The end of this month marks the second anniversary of my move from Chicago to New York. There is a lot I could reflect on from these past two years, but perhaps my greatest takeaway from living on the Upper West Side of Manhattan has to do with coexistence, which can best be summarized by kosher pizza.
There are two kosher pizza joints on the Upper West Side. Cafe Viva is strategically located on 97th and Broadway, just a stone's throw away from a major subway stop on the 1/2/3. On Saturday night, you can find a bit of everything and everyone in there, from young people on dates to families trying to calm hungry children -- not to mention the many who file in with a common case of the "drunchies."
The patrons at Viva may have gone to Jewish day school, or become religious later in life and are observant in a more casual way. They might not be identifiably Jewish during the week, but still leave early for Shabbat (typically running a tad late for candle-lighting). Some may call it "Social Orthodoxy."
Yet, not all kosher-keeping Jews choose to eat there. That's because Viva stays open on Shabbat, which for more observant Jews calls into question the restaurant's kashrut.
Head nearly a mile south of Viva, however, and you'll find another kosher pizza place, one that doesn't have this issue -- Saba's. Saba's is accepted by Jews of all observances. People who eat at Viva certainly eat at Saba's too, but there is definitely a distinct Saba's-only crowd.
Saba's patrons are a bit stricter in practice. They are a sect of right-leaning Upper West Siders that once lived in Washington Heights (a more observant Modern Orthodox community a bit farther north) and still hold on to those roots.
The division between those who only eat at Saba's compared to those who eat at Viva is clear and observable, but these groups have put any differences aside and there is no judgment between them.
I see that a lot on the Upper West Side. There are Jews of every age, ethnicity, sexual orientation and political affiliation. There are Jews who have never stepped foot in a kosher restaurant and Jews who wear traditional black hats. Prior to moving here, for example, I could probably count on one hand the number of Persian Jews I knew; I certainly had no idea about their customs or their cuisine. I now have a Persian roommate, and can say I've had my fair share of Basmati rice.
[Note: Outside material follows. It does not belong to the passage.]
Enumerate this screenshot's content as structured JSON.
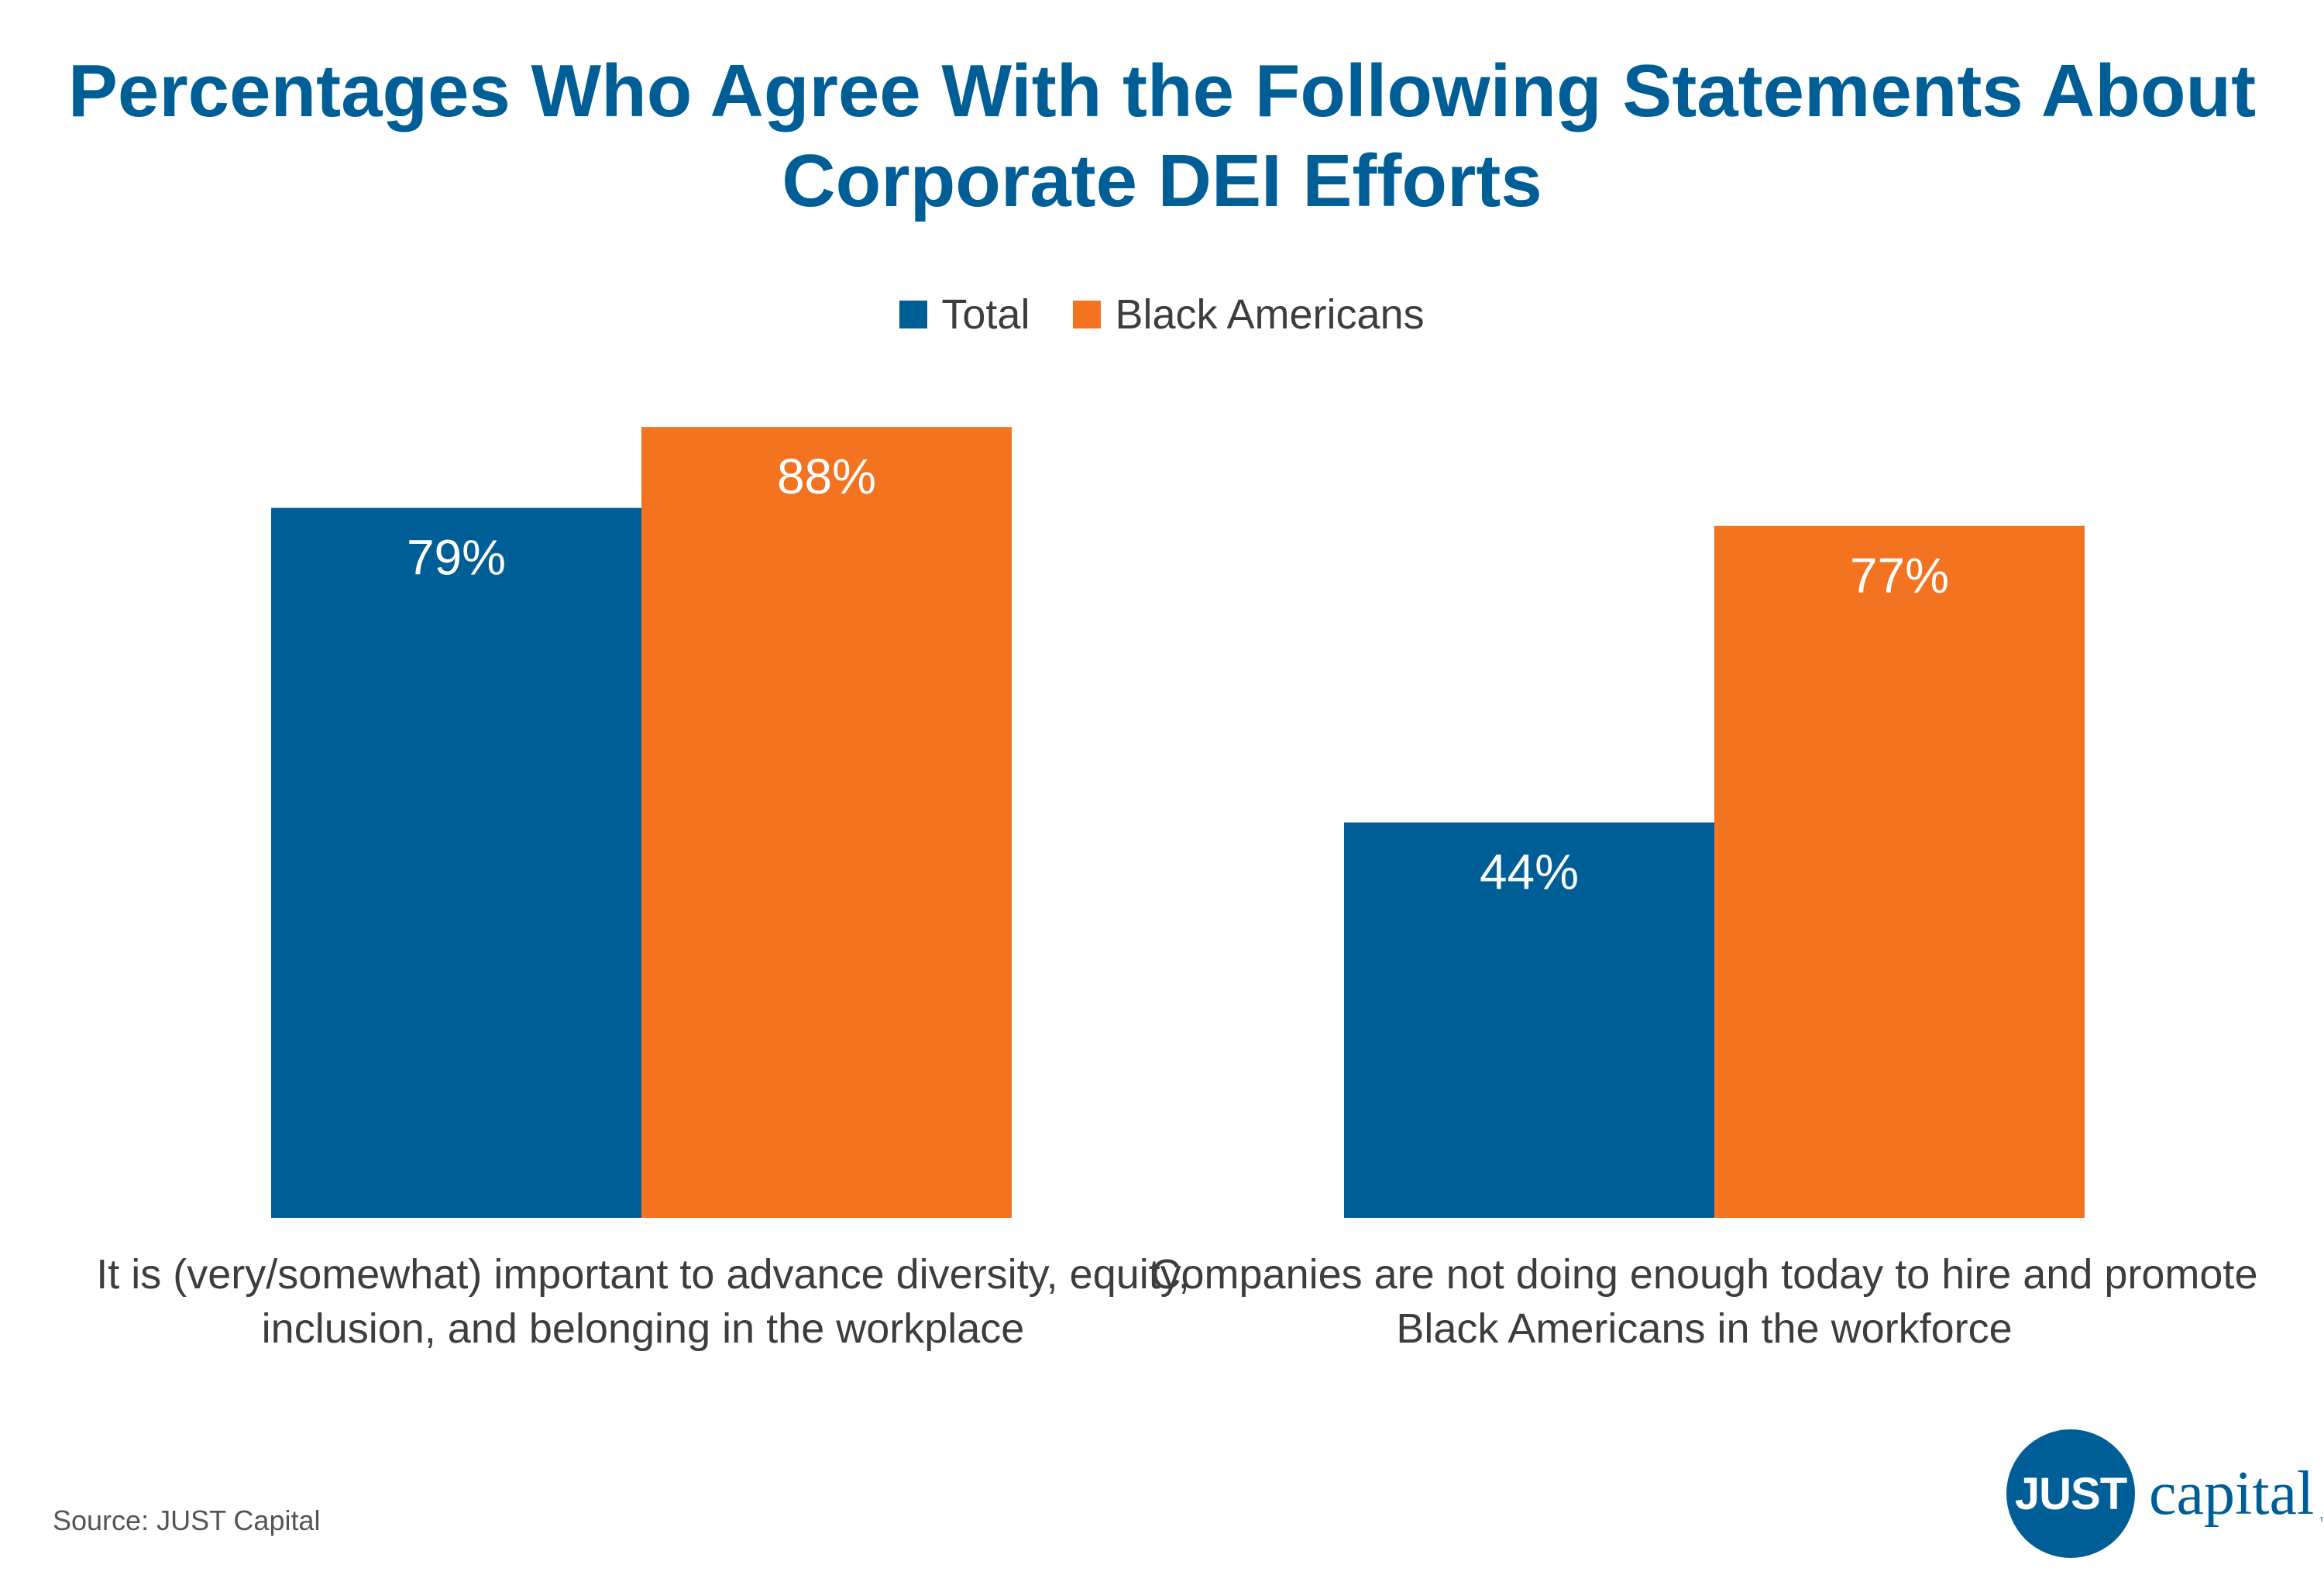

All this to say, at a time when Jews around the country are as divided as our politics, the community on the Upper West Side remains an example for what our people might look like if they could truly live together with those differences.
Throughout most of the United States, Jews on the whole either appear to be extremely religious or unaffiliated and secular. The Jews who consider themselves as falling within the middle ground are proud and vocal, but their numbers in the big picture of American Jewry are small. Ask any Jewish leader what the biggest challenge in their community is right now and they'll say it's keeping their people in the fold. In my mind, this is because there is a lack of choices representing that middle ground.
In many places, the choices available to Jews represent religious extremes. These groups also feel alienated from one another. On the Upper West Side, anything and everything goes. Part of that has to do with sheer quantity. Howard Beck of United Jewish Appeal famously said the Upper West Side has as many Jews as the entire city of Cleveland. So it might make sense that two kosher pizza shops can exist in one small area, and that an entire city might have just one, or two that are far apart.
Chicago, even with its sizable and diverse Jewish communities, rarely sees those communities intertwined. Ask anyone living in West Rogers Park how often they come to Lakeview (other than to go to Milt's kosher barbecue) and you'd likely get a deer in the headlights look. The same can be said the other way around.
Jews today are forced to conform to extremes, but that's not how today's young adults think and operate. Everything from food to dating is at the tap or swipe of our finger -- allowing people to become extremely selective and piece together their perfect fit. Yet Jewish institutions are still sticking to a model that suggests either their size and style fits you or it doesn't.
These Jewish places and leaders need to be malleable and allow for a type of Judaism that each person can customize to his or her experience and do so without judgment.
If Saba's and Viva can draw their own distinct groups without alienating the other, so too can other Jewish places. The key is that they present the Jewish community with options. Even though the patrons of one might disagree with the other in a number of ways, that they both have choices that allow them to practice Judaism their way gives them the space to be more accepting of each other.